C’è infatti un’altra vicenda di questi giorni che dà ulteriore dimensione alla situazione. Microsoft ha recentemente investito 1,5 miliardi di dollari nella holding company emiratina AI G42 (di cui controlling shareholder e chairman è Tahnoun bin Zayed, consigliere per la sicurezza nazionale degli Emirati e fratello del presidente MbZ), e l’operazione dell’azienda di Bill Gates avviene — non a caso — poco dopo che gli Emirati hanno accettato di ridurre la loro dipendenza dai chip cinesi.

La Casa Bianca ha comunque alzato l’attenzione su certi link, poiché restano le preoccupazioni che si potrebbe facilitare il trasferimento di tecnologie sensibili alla Cina. Nella sostanza, quella riduzione non soddisfa ancora Washington. G42, il cui Ceo è il cinese Peng Xiao, mantiene legami con aziende militari e tecnologiche della PRC, tra cui Huawei e il Beijing Genomics Institute (BGI), entrambe soggette a sanzioni statunitensi per il loro coinvolgimento con l’Esercito di liberazione popolare di Pechino e per violazioni dei diritti umani.

BGI è stata inserita nella lista delle entità soggette a restrizioni commerciali da parte del dipartimento del Commercio degli Stati Uniti per il suo presunto coinvolgimento nella raccolta e analisi di dati genetici utilizzati per la sorveglianza e repressione delle minoranze etniche, e in particolare proprio degli uiguri nello Xinjiang. Huawei è stata accusata di fornire tecnologie di sorveglianza che sono state utilizzate per monitorare e reprimere, anche la popolazione uigura nello Xinjiang.
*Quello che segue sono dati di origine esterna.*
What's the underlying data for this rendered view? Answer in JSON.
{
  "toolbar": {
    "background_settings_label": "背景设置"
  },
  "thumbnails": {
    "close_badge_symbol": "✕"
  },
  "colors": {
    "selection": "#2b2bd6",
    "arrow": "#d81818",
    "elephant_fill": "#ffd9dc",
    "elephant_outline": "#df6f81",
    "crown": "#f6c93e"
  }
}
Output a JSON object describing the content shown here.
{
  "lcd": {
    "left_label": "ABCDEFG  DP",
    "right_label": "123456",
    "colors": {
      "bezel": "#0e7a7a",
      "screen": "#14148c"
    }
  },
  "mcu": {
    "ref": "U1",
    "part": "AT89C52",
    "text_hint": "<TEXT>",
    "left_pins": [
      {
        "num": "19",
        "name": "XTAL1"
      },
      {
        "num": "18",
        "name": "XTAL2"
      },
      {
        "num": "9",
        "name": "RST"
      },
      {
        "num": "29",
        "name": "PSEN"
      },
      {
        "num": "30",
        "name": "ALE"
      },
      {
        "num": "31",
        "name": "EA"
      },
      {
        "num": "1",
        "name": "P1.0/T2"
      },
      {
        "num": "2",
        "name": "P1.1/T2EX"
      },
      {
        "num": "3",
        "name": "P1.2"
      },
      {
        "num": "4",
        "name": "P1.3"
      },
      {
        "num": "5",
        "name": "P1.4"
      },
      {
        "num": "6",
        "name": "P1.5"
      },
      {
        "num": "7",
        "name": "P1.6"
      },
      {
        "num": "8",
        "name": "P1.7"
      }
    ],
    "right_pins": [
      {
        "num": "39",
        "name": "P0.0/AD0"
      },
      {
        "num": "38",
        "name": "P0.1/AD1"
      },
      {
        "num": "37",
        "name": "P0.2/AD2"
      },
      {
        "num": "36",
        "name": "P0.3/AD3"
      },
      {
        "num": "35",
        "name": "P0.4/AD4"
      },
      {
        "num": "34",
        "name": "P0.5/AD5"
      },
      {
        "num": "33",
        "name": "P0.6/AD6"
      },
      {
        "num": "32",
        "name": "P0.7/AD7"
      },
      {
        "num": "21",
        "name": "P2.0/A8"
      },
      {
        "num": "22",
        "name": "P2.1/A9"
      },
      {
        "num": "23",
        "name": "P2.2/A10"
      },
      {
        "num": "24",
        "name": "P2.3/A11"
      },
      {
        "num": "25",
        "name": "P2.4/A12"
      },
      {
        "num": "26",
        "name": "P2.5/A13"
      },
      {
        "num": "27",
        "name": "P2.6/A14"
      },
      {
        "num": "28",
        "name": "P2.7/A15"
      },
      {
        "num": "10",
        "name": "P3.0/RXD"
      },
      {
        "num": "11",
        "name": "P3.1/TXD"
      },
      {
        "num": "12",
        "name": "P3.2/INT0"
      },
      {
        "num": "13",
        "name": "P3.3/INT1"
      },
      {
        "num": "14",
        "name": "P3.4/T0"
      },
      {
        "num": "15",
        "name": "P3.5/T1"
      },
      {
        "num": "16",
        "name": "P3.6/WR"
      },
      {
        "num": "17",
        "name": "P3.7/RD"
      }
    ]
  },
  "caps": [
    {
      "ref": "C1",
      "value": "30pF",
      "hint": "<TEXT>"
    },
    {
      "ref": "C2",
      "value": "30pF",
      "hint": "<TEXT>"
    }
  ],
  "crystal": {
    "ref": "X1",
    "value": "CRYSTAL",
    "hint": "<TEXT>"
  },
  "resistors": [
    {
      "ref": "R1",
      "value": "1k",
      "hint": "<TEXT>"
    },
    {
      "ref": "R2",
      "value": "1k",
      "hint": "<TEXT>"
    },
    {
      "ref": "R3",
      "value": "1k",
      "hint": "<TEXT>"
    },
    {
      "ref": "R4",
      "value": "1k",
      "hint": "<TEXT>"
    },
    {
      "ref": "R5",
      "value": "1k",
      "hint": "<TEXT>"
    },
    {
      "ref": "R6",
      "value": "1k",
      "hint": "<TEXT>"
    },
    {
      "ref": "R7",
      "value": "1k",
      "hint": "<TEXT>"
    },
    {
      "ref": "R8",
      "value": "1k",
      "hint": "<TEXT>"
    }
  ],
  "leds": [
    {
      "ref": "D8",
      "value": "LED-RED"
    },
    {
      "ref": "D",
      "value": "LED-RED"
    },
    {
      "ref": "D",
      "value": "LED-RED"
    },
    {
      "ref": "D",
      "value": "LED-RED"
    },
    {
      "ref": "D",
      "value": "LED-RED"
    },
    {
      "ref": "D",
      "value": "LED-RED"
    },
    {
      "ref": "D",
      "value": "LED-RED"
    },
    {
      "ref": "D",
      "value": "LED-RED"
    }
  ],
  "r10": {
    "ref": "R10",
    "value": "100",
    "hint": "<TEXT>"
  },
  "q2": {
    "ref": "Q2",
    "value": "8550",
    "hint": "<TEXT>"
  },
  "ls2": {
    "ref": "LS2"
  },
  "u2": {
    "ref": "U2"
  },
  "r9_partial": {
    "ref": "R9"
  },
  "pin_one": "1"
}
Tecnologie queste ultime che includono sistemi avanzati di riconoscimento facciale e altre forme di monitoraggio digitale che violano la gran parte dei concetti liberali dell’ordine internazionale basato sulle regole — condizione che tra le altre cose sta portando Berlino a una scelta di ban storico (su cui anche Roma dovrebbe riflettere?).

C’e poi anche una dimensione più geostrategica: il porto di Khalifa di Abu Dhabi ha sollevato da tempo preoccupazioni per la presenza di una struttura che sembra avere un utilizzo duale, sia civile che militare, cinese. Già nel 2021, le autorità statunitensi hanno rivelato che la Cina stava costruendo una struttura militare vicino alla base aerea di al-Dhafra, che ospita forze statunitensi. Questo ha portato alla sospensione delle negoziazioni sugli F-35 tra Lockheed Martin e gli Emirati (e stanno pensando di sostituirli con prodotti cinesi, anche a questo servono le esercitazioni?). Nonostante le rassicurazioni di Abu Dhabi che il progetto fosse civile, le implicazioni per la sicurezza rimangono una questione sensibile che fa parte del contesto.